Winning at playing fantasy baseball has two obvious components:
1) Good Player Projections, and 2) Accurate Player Pricing.
It is, one assumes, most helpful to have the best projections, because they tell us what players are going to do. The best set of projections would give you the best idea of who is going to be good this year, and who is going to be not so good, and this information should give you an edge over someone who doesn’t have such good projections (or no projections at all).
Plus, good projections should lead to better prices. If you know better than anyone else what the players are going to do in the coming year, you should be better able to value a home run, for instance, in the context of all the other home runs hit, and so on and so forth for all the categories. This would give you a better price in each category for each projection and overall more accurate prices for all players.
This is how good projections are thought to lead to winning fantasy teams, but it just isn’t so. At least not when it comes to the conversion of projections into prices one intends to pay at auction. The fact is that accurate projections are a map of regression to the mean. In making accurate projections we average out the highs and lows of a player’s history, in order to better identify his baseline, which is the core description of his true talent.

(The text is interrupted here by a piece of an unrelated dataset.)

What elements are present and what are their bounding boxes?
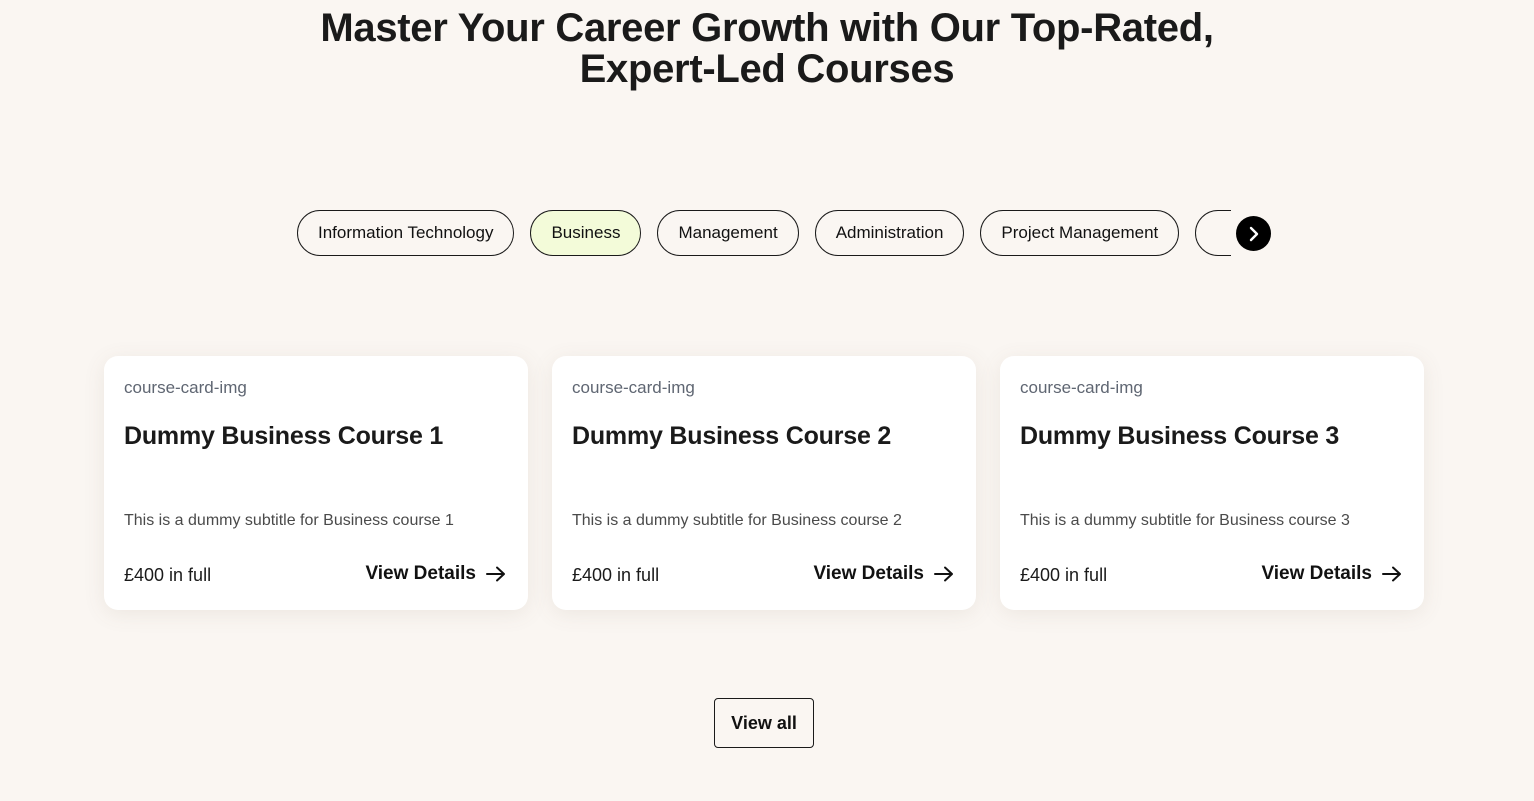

A perfect illustration of this comes from the projection of at bats. In any given year six to 10 hitters will accumulate more than 700 PA. These are, obviously, guys who have and hold the leadoff position in the lineup, on good teams, all year long. But when one uses regression analysis to look at past history of players with more than 700 PA in a year, the math comes back that that sort of player will have 630 PA in the subsequent year.
What the formula does is look at the, let’s say, 10 hitters with 700 PA each (for a total of 7000 PA), and notes that on average in subsequent years a player in that group will have, on average, 630 PA. Now this could break out in a variety of ways. Nine might have 700 again, and one 0, or 5 might have 700 and five might have 560. The specifics are changeable, but the point is that based on the actual history of baseball players over the past 40 years or so, what we know is that on average each of the top 10 PA guys in one year will have 10 percent fewer at bats the next year.
What we also know, is that most of the leading PA guys in one year will be the leading PA guys the next year, with about 700 or more.
And what we don’t know is which player or group of players is going to fail and bring down the average PA of the group.
So, is a good projection the one that gives each of the 10 players 630 PA, spreading the risk between them?
Or is a good projection one that gives each of the 10 players 700 PA, getting more of them individually right, but making the misses that much more wrong?